Comment #5 by dlang-bot — 2023-06-28T10:10:41Z
@dkorpel created dlang/dmd pull request #15362 "Fix 20148 - void initializated bool can be both true and false" fixing this issue:
- Fix 20148 - void initializated bool can be both true and false
https://github.com/dlang/dmd/pull/15362
Comment #6 by bugzilla — 2023-07-21T00:44:48Z
(In reply to hsteoh from comment #2)
> There's more to it than a hole in @safe. Look at the disassembly below,
> there seems to be a codegen bug as well:
>
> -------------------
> 000000000003f698 <_Dmain>:
> 3f698: 55 push %rbp
> 3f699: 48 8b ec mov %rsp,%rbp
> 3f69c: 48 83 ec 10 sub $0x10,%rsp
> 3f6a0: 40 8a 7d f8 mov -0x8(%rbp),%dil
> 3f6a4: e8 07 00 00 00 callq 3f6b0 <@trusted void
> test.f(bool)>
> 3f6a9: 31 c0 xor %eax,%eax
> 3f6ab: c9 leaveq
> 3f6ac: c3 retq
> 3f6ad: 00 00 add %al,(%rax)
> ...
>
> 000000000003f6b0 <@trusted void test.f(bool)>:
> 3f6b0: 55 push %rbp
> 3f6b1: 48 8b ec mov %rsp,%rbp
> 3f6b4: 48 83 ec 20 sub $0x20,%rsp
> 3f6b8: 89 7d f8 mov %edi,-0x8(%rbp)
> 3f6bb: c6 45 e8 00 movb $0x0,-0x18(%rbp)
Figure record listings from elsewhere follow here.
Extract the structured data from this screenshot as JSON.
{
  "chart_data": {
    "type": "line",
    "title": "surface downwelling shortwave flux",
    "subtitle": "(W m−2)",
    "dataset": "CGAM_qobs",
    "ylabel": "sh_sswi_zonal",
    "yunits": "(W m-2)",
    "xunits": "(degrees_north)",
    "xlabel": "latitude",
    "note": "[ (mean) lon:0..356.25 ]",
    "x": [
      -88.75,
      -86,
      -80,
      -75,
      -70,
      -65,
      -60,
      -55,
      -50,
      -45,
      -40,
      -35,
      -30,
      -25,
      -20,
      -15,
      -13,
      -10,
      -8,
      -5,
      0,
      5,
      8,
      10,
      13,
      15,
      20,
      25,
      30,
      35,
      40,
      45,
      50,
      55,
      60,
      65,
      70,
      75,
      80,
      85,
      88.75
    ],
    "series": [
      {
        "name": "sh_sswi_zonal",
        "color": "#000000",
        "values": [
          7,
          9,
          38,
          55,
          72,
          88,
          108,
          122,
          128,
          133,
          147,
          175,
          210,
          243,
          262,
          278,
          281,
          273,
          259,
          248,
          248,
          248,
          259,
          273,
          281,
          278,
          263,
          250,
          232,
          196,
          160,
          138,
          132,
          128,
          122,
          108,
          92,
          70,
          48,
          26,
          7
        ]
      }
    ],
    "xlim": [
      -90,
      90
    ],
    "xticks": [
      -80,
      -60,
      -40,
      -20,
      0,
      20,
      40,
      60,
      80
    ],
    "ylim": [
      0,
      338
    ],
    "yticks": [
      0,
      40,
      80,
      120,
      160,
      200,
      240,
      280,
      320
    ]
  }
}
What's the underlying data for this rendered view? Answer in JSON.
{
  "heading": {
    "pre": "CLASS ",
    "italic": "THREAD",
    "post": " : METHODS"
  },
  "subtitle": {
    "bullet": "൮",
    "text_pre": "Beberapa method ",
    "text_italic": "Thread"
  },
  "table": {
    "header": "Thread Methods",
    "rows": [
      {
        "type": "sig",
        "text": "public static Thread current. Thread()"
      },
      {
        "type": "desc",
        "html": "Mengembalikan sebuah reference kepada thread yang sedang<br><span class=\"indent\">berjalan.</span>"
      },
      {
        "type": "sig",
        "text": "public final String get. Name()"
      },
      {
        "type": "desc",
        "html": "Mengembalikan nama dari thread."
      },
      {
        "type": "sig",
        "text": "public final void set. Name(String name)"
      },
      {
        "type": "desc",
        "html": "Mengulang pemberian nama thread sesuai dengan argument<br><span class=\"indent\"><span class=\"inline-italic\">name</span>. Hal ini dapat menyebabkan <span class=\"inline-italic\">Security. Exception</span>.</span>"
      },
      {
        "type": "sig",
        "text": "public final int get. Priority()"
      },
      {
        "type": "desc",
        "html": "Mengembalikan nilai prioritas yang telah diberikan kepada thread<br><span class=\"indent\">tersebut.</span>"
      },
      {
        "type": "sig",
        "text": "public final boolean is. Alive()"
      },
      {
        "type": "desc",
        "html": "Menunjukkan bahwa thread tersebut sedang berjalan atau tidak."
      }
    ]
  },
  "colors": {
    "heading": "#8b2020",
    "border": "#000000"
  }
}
> 3f6bf: 40 80 7d f8 00 rex cmpb $0x0,-0x8(%rbp)
> 3f6c4: 74 06 je 3f6cc <@trusted void
> test.f(bool)+0x1c>
> 3f6c6: 48 8d 45 e8 lea -0x18(%rbp),%rax
> 3f6ca: eb 0a jmp 3f6d6 <@trusted void
> test.f(bool)+0x26>
> 3f6cc: bf 01 00 00 00 mov $0x1,%edi
> 3f6d1: e8 9a fc ff ff callq 3f370 <malloc@plt>
> 3f6d6: 48 89 45 f0 mov %rax,-0x10(%rbp)
> 3f6da: 8a 4d f8 mov -0x8(%rbp),%cl
> 3f6dd: 80 f1 01 xor $0x1,%cl
> 3f6e0: 74 09 je 3f6eb <@trusted void
> test.f(bool)+0x3b>
> 3f6e2: 48 8b 7d f0 mov -0x10(%rbp),%rdi
> 3f6e6: e8 65 f9 ff ff callq 3f050 <free@plt>
> 3f6eb: c9 leaveq
> 3f6ec: c3 retq
> ---------------
>
> In main(), the value of -0x8(%rbp), apparently where main.b is stored, is
> loaded into the lower register %dil. But in f(), the value of the entire
> register %edi is stored in a local variable (coincidentally -0x8(%rbp), but
> points to a different place because this is now the local scope of the
> callee). Then a few instructions down this local variable is tested for
> having all 0's in its value: even though only the lower part of the register
> was actually loaded in main!
>
> Then after the if-statement, the (lower byte of the) local variable
> -0x8(%rbp) is loaded into %cl and compared against a literal 1.
>
> Even though technically this codegen works if b is either 0 or 1, it seems
> inconsistent at best (why compare the entire 32-bit value to 0 when checking
> for false, but only the lower byte when checking for true?), and in this
> case outright wrong when b is uninitialized and therefore can have any
> random garbage value other than 0 or 1.
The code gen looks correct to me. The cmp is a byte compare instruction which only looks at the least significant byte, where the bool was stored.